James Knight writes:
The comment
"
# Set IMAP_USELOCKS to 1 if you experience weird problems when using IMAP
# clients that open multiple connections to the server. I would hope that
# most IMAP clients are sane enough not to issue commands to multiple IMAP
# channels which conflict with each other.
"
is actually somewhat disingenuous as it says that clients have to issue
conflicting commands in order to be messed up. However, just having two
sessions issue NOOP commands simultaneously while having the same mailbox
selected counts as conflicting by this definition, and that is certainly
not something I would think of to protect against as a client writer!
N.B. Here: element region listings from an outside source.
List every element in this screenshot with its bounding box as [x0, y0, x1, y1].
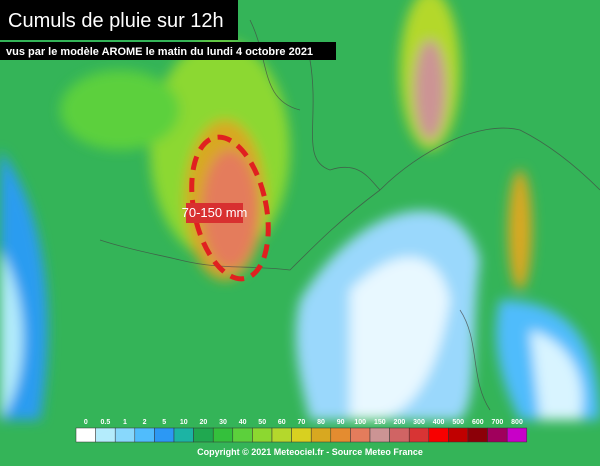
legend-swatch — [193, 427, 214, 443]
legend-label: 1 — [123, 419, 127, 426]
legend-label: 600 — [472, 419, 484, 426]
legend-swatch — [291, 427, 312, 443]
legend-label: 70 — [298, 419, 306, 426]
legend-swatch — [154, 427, 175, 443]
legend-label: 50 — [258, 419, 266, 426]
legend: 0 0.5 1 2 5 10 20 30 40 50 60 70 80 90 100 150 200 300 400… — [75, 419, 528, 443]
legend-label: 80 — [317, 419, 325, 426]
legend-label: 800 — [511, 419, 523, 426]
map-title: Cumuls de pluie sur 12h — [8, 10, 224, 32]
legend-label: 0.5 — [101, 419, 111, 426]
legend-swatch — [134, 427, 155, 443]
legend-label: 2 — [143, 419, 147, 426]
legend-label: 30 — [219, 419, 227, 426]
legend-swatch — [95, 427, 116, 443]
legend-swatch — [506, 427, 528, 443]
legend-label: 100 — [354, 419, 366, 426]
legend-swatch — [487, 427, 508, 443]
legend-swatch — [330, 427, 351, 443]
legend-swatch — [408, 427, 430, 443]
legend-swatch — [252, 427, 273, 443]
map-subtitle: vus par le modèle AROME le matin du lund… — [6, 46, 313, 58]
legend-swatch — [310, 427, 332, 443]
legend-label: 500 — [452, 419, 464, 426]
legend-swatch — [173, 427, 194, 443]
title-block: Cumuls de pluie sur 12h vus par le modèl… — [0, 0, 336, 60]
legend-swatch — [75, 427, 96, 443]
legend-label: 5 — [162, 419, 166, 426]
copyright: Copyright © 2021 Meteociel.fr - Source M… — [197, 447, 423, 457]
legend-label: 200 — [394, 419, 406, 426]
legend-label: 10 — [180, 419, 188, 426]
legend-swatch — [271, 427, 292, 443]
legend-swatch — [114, 427, 136, 443]
legend-swatch — [232, 427, 253, 443]
legend-label: 60 — [278, 419, 286, 426]
legend-label: 300 — [413, 419, 425, 426]
legend-swatch — [467, 427, 488, 443]
legend-label: 700 — [492, 419, 504, 426]
legend-label: 400 — [433, 419, 445, 426]
legend-swatch — [389, 427, 410, 443]
legend-label: 150 — [374, 419, 386, 426]
legend-label: 40 — [239, 419, 247, 426]
legend-swatch — [212, 427, 234, 443]
legend-label: 0 — [84, 419, 88, 426]
annotation: 70-150 mm — [182, 134, 271, 282]
legend-label: 90 — [337, 419, 345, 426]
legend-swatch — [350, 427, 371, 443]
legend-swatch — [428, 427, 449, 443]
legend-label: 20 — [200, 419, 208, 426]
legend-swatch — [448, 427, 469, 443]
legend-swatch — [369, 427, 390, 443]
annotation-label: 70-150 mm — [182, 205, 248, 220]
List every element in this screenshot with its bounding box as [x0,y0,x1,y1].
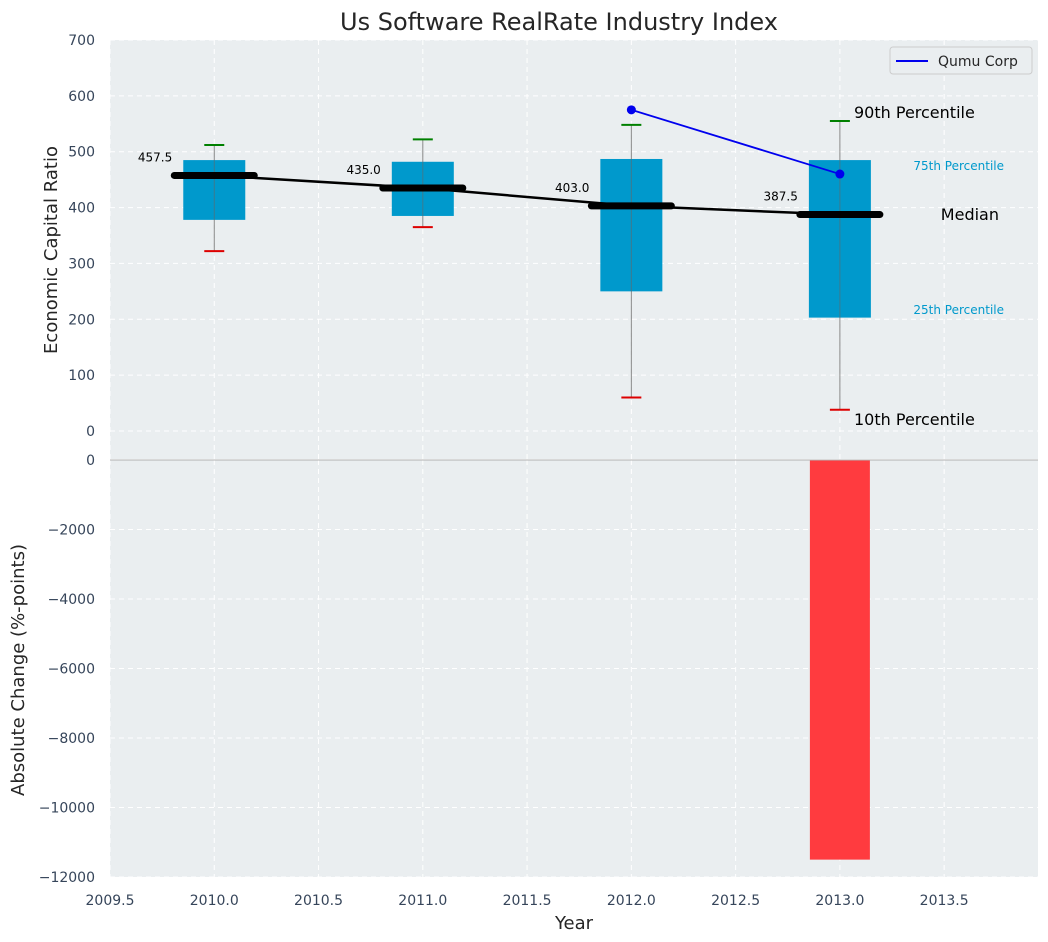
top-y-tick-labels: 0 100 200 300 400 500 600 700 [68,33,95,440]
bottom-y-tick-label: −4000 [48,592,95,608]
series-point [626,105,636,115]
median-value-label: 387.5 [764,190,798,204]
top-y-tick-label: 100 [68,368,95,384]
x-tick-label: 2012.5 [711,893,760,909]
series-point [835,169,845,179]
median-value-label: 457.5 [138,150,172,164]
bottom-y-tick-label: −2000 [48,523,95,539]
annotation-p10: 10th Percentile [854,410,975,429]
top-y-axis-label: Economic Capital Ratio [41,146,62,354]
top-y-tick-label: 700 [68,33,95,49]
annotation-p25: 25th Percentile [913,303,1004,317]
change-bars [809,460,870,860]
bottom-y-tick-label: −6000 [48,662,95,678]
bottom-y-tick-label: 0 [86,453,95,469]
x-tick-label: 2011.5 [503,893,552,909]
bottom-y-tick-label: −10000 [39,801,95,817]
bottom-y-tick-label: −8000 [48,731,95,747]
legend-box [889,46,1033,75]
change-bar [809,460,870,860]
x-tick-label: 2012.0 [607,893,656,909]
top-y-tick-label: 400 [68,201,95,217]
annotation-p90: 90th Percentile [854,103,975,122]
x-tick-label: 2011.0 [398,893,447,909]
bottom-y-tick-labels: 0 −2000 −4000 −6000 −8000 −10000 −12000 [39,453,95,886]
bottom-y-axis-label: Absolute Change (%-points) [8,544,29,796]
top-y-tick-label: 0 [86,424,95,440]
x-tick-label: 2013.0 [815,893,864,909]
legend: Qumu Corp [889,46,1033,75]
legend-label-qumu: Qumu Corp [938,54,1018,70]
annotation-median: Median [941,205,999,224]
x-tick-label: 2009.5 [86,893,135,909]
company-series [626,105,845,179]
x-tick-label: 2010.0 [190,893,239,909]
top-plot-area [110,40,1038,459]
x-tick-label: 2010.5 [294,893,343,909]
annotation-p75: 75th Percentile [913,159,1004,173]
chart-title: Us Software RealRate Industry Index [340,8,778,36]
top-y-tick-label: 200 [68,312,95,328]
series-line [631,108,841,175]
x-tick-labels: 2009.5 2010.0 2010.5 2011.0 2011.5 2012.0 2012… [86,893,969,909]
top-y-tick-label: 300 [68,256,95,272]
top-y-tick-label: 500 [68,145,95,161]
median-value-label: 403.0 [555,181,589,195]
x-axis-label: Year [554,913,594,934]
x-tick-label: 2013.5 [920,893,969,909]
bottom-y-tick-label: −12000 [39,870,95,886]
median-line [214,174,840,216]
median-value-label: 435.0 [346,163,380,177]
median-series: 457.5 435.0 403.0 387.5 [138,150,884,219]
top-y-tick-label: 600 [68,89,95,105]
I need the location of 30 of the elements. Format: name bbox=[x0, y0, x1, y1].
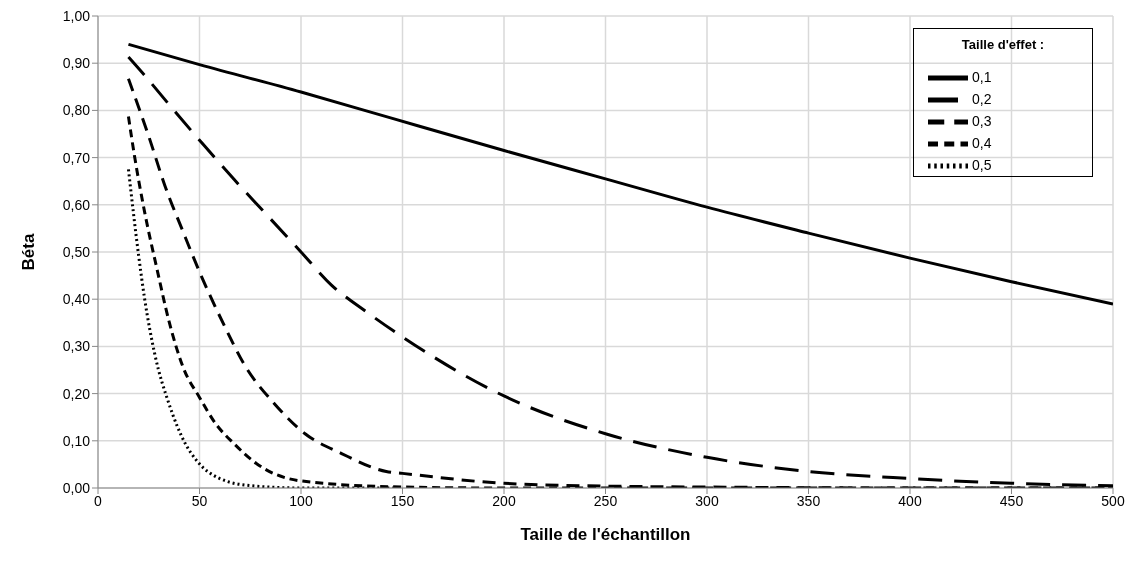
y-tick-label: 0,70 bbox=[62, 149, 91, 166]
x-tick-label: 0 bbox=[94, 492, 103, 509]
x-tick-label: 300 bbox=[695, 492, 719, 509]
y-tick-label: 0,80 bbox=[62, 102, 91, 119]
y-tick-label: 1,00 bbox=[62, 7, 91, 24]
legend-label: 0,3 bbox=[972, 112, 992, 129]
x-tick-label: 350 bbox=[796, 492, 821, 509]
y-tick-label: 0,00 bbox=[62, 479, 91, 496]
x-axis-title: Taille de l'échantillon bbox=[520, 525, 691, 544]
legend-label: 0,1 bbox=[972, 68, 992, 85]
x-tick-label: 100 bbox=[289, 492, 313, 509]
x-tick-label: 50 bbox=[191, 492, 208, 509]
y-tick-label: 0,60 bbox=[62, 196, 91, 213]
y-tick-label: 0,30 bbox=[62, 338, 91, 355]
legend-label: 0,2 bbox=[972, 90, 992, 107]
legend-title: Taille d'effet : bbox=[960, 37, 1046, 52]
y-tick-label: 0,20 bbox=[62, 385, 91, 402]
x-tick-label: 150 bbox=[390, 492, 415, 509]
y-tick-label: 0,50 bbox=[62, 243, 91, 260]
x-tick-label: 250 bbox=[593, 492, 618, 509]
x-tick-label: 450 bbox=[999, 492, 1024, 509]
x-tick-label: 400 bbox=[898, 492, 922, 509]
legend-label: 0,4 bbox=[972, 134, 992, 151]
y-tick-label: 0,40 bbox=[62, 291, 91, 308]
legend-label: 0,5 bbox=[972, 156, 992, 173]
x-tick-label: 500 bbox=[1101, 492, 1125, 509]
y-axis-title: Béta bbox=[19, 233, 39, 271]
y-tick-label: 0,90 bbox=[62, 55, 91, 72]
y-tick-label: 0,10 bbox=[62, 432, 91, 449]
x-tick-label: 200 bbox=[492, 492, 516, 509]
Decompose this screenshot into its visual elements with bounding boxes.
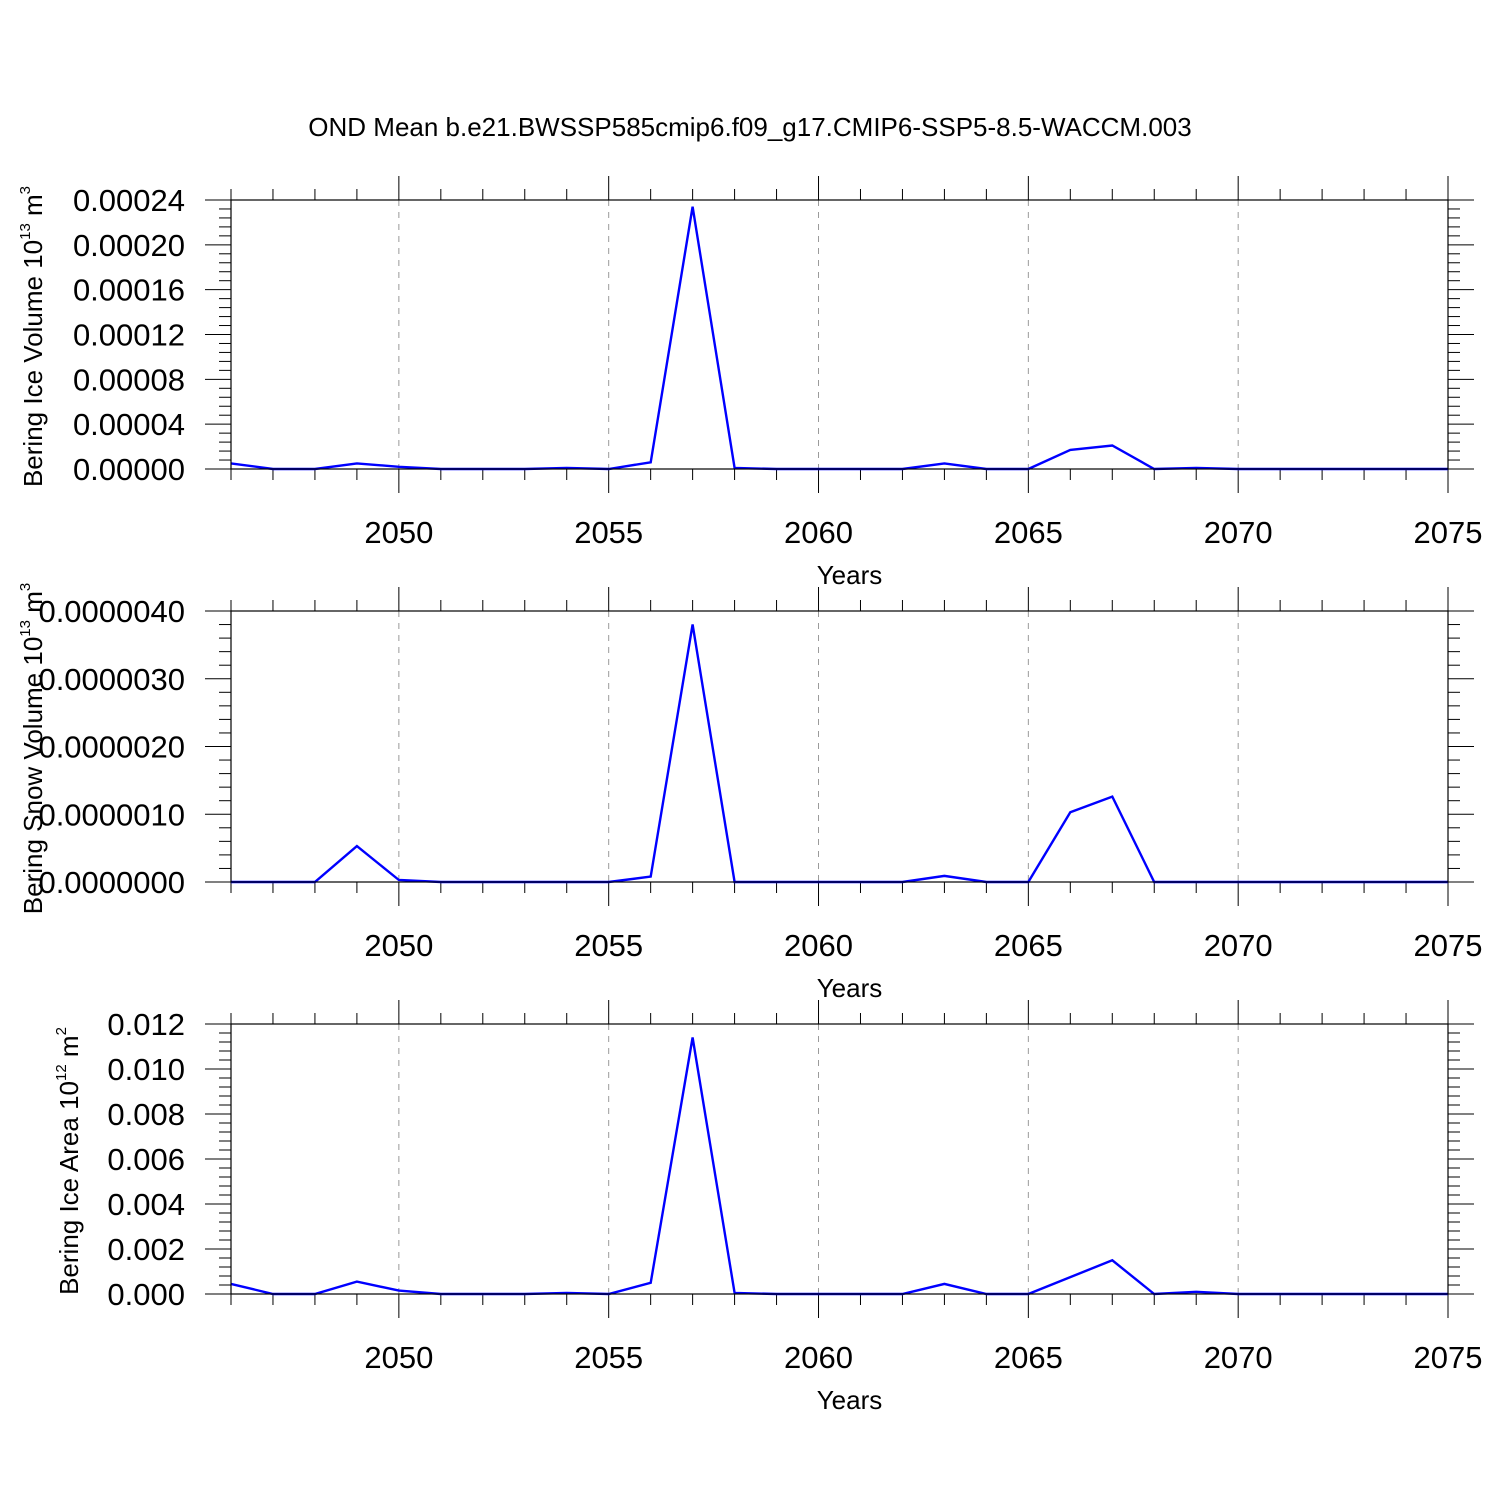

If you are a client writer, and you have two IMAP sessions opening the same
folder, then you don't know what you're doing and you should not be writing
an IMAP client in the first place.
I would like to suggest that that option be changed to be on by default
and have a comment such as
# The IMAP_USELOCKS option should almost always be enabled. Only disable
it
# if you know that you will never have two connections open accessing the
same
# mailbox at the same time. Note that some clients (notably Outlook) do
this
# by themselves in the background so you might not know its happening.
This would probably remove the #1 issue people have with Courier imap, and
make it more correct out-of-the-box.
Nobody needs IMAP_USELOCKS except people with broken IMAP clients.